The hunters swung around the corner the first year, ensuring their feet never touched private property. The next year, they brought a specially designed ladder. Ranch staff confronted them and urged a local prosecutor to bring trespassing charges against them.
A jury acquitted the hunters, but Iron Bar Holdings filed a civil trespassing suit after the verdict. A lower court dismissed the case, which Eshelman then appealed to the 10th Circuit.
A three-judge panel rejected the case in March. In their ruling, the judges cited the Unlawful Inclosures Act, an 1885 law that prohibits landowners from putting up barriers to block access to otherwise accessible public property.
Eshelman’s attorneys had argued that the law should only be applied to physical fences. The judges rejected that argument, pointing out that part of the law refers to threats and intimidation as a method of blocking access to public land.
The Supreme Court was the only place Eshelman could go after the 10th Circuit ruling. His attorneys filed a petition for the high court to hear the case in July. The rejection announced Monday means the 10th Circuit’s ruling stands.

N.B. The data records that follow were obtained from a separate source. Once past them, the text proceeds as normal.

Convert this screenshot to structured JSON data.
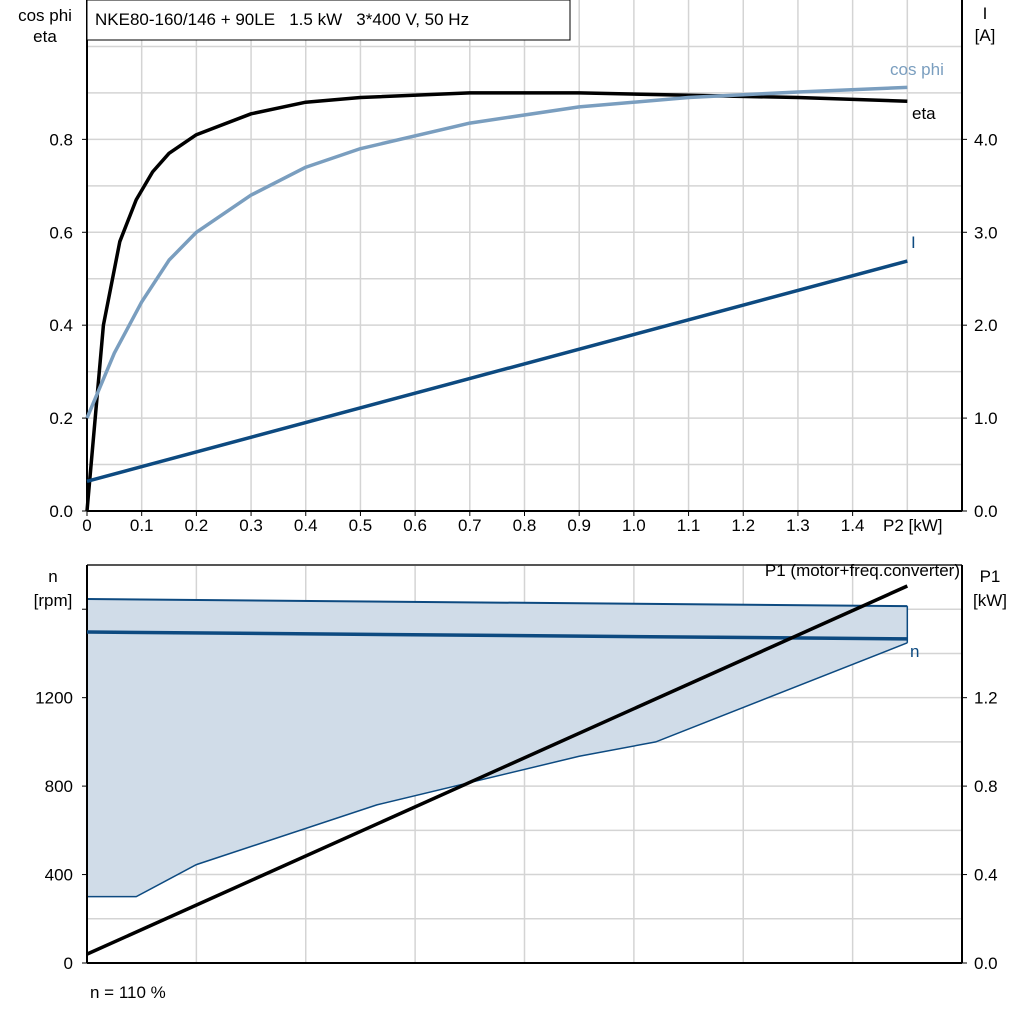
{
  "chart_data": [
    {
      "type": "line",
      "title": "NKE80-160/146 + 90LE   1.5 kW   3*400 V, 50 Hz",
      "xlabel": "P2 [kW]",
      "ylabel": [
        "cos phi",
        "eta"
      ],
      "y2label": [
        "I",
        "[A]"
      ],
      "xlim": [
        0,
        1.6
      ],
      "ylim": [
        0,
        1.1
      ],
      "y2lim": [
        0,
        5.5
      ],
      "grid": true,
      "x_ticks": [
        "0",
        "0.1",
        "0.2",
        "0.3",
        "0.4",
        "0.5",
        "0.6",
        "0.7",
        "0.8",
        "0.9",
        "1.0",
        "1.1",
        "1.2",
        "1.3",
        "1.4"
      ],
      "y_ticks": [
        "0.0",
        "0.2",
        "0.4",
        "0.6",
        "0.8"
      ],
      "y2_ticks": [
        "0.0",
        "1.0",
        "2.0",
        "3.0",
        "4.0"
      ],
      "series": [
        {
          "name": "eta",
          "axis": "left",
          "color": "#000000",
          "x": [
            0,
            0.03,
            0.06,
            0.09,
            0.12,
            0.15,
            0.2,
            0.3,
            0.4,
            0.5,
            0.7,
            0.9,
            1.1,
            1.3,
            1.5
          ],
          "y": [
            0,
            0.4,
            0.58,
            0.67,
            0.73,
            0.77,
            0.81,
            0.855,
            0.88,
            0.89,
            0.9,
            0.9,
            0.895,
            0.89,
            0.882
          ]
        },
        {
          "name": "cos phi",
          "axis": "left",
          "color": "#7a9ebf",
          "x": [
            0,
            0.05,
            0.1,
            0.15,
            0.2,
            0.3,
            0.4,
            0.5,
            0.7,
            0.9,
            1.1,
            1.3,
            1.5
          ],
          "y": [
            0.2,
            0.34,
            0.45,
            0.54,
            0.6,
            0.68,
            0.74,
            0.78,
            0.835,
            0.87,
            0.89,
            0.902,
            0.912
          ]
        },
        {
          "name": "I",
          "axis": "right",
          "color": "#0d4a80",
          "x": [
            0,
            1.5
          ],
          "y": [
            0.32,
            2.69
          ]
        }
      ]
    },
    {
      "type": "line",
      "xlim": [
        0,
        1.6
      ],
      "ylim": [
        0,
        1800
      ],
      "y2lim": [
        0,
        1.8
      ],
      "ylabel": [
        "n",
        "[rpm]"
      ],
      "y2label": [
        "P1",
        "[kW]"
      ],
      "grid": true,
      "y_ticks": [
        "0",
        "400",
        "800",
        "1200"
      ],
      "y2_ticks": [
        "0.0",
        "0.4",
        "0.8",
        "1.2"
      ],
      "band": {
        "color": "#0d4a80",
        "fill": "#d0dce8",
        "upper": {
          "x": [
            0,
            1.5
          ],
          "y": [
            1646,
            1614
          ]
        },
        "lower": {
          "x": [
            0,
            0.09,
            0.2,
            0.53,
            0.9,
            1.04,
            1.5
          ],
          "y": [
            300,
            300,
            445,
            715,
            935,
            1000,
            1448
          ]
        }
      },
      "series": [
        {
          "name": "n",
          "axis": "left",
          "color": "#0d4a80",
          "x": [
            0,
            1.5
          ],
          "y": [
            1497,
            1466
          ]
        },
        {
          "name": "P1 (motor+freq.converter)",
          "axis": "right",
          "color": "#000000",
          "x": [
            0,
            1.5
          ],
          "y": [
            0.04,
            1.705
          ]
        }
      ],
      "footnote": "n = 110 %"
    }
  ]
}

Backcountry Hunters and Anglers, which helped raise money for the hunters’ defense, said in a news release that the court’s decision preserved access to 3.5 million acres of public land in the 10th Circuit states.
Washington is part of the Ninth Circuit, along with Idaho, Montana and Oregon. In those states, there’s no law or legal precedent on corner crossing, and the 10th Circuit case is not binding.
Jeff Abrams, of the Idaho Conservation League, said what happens next in those states and others will depend heavily on local law enforcement officials and county prosecutors.
They would be the ones to bring criminal trespassing charges against someone who is corner crossing. While the 10th Circuit opinion might not be binding in other circuits, officials are likely at least aware of it.
“It does create some ambiguity,” Abrams said.
Staci Lehman, a spokesperson for the Washington Department of Fish and Wildlife, said wardens typically see one or two cases a year that involve corner crossing in Eastern Washington, and that they are treated like any other trespassing case.
She added that the agency has no plans to change its guidance for law enforcement officers in the wake of the Supreme Court’s decision.
O’Dea said he expects state lawmakers might see the decision as a reason to bring the corner crossing debate to state capitols.
Until then, it will be up to individuals to decide whether they are willing to risk a conversation with a landowner or law enforcement by corner crossing. It will also be up to them to ensure they do it correctly.
O’Dea said the hunters in the Wyoming case were extremely careful not to set foot on the private land. They also relied on a physical survey marker, not digital land ownership maps.
By doing so – and then winning in court – they affirmed that it is possible to cross at a corner without trespassing.
“It’s our opinion that corner crossing is not a crime,” O’Dea said.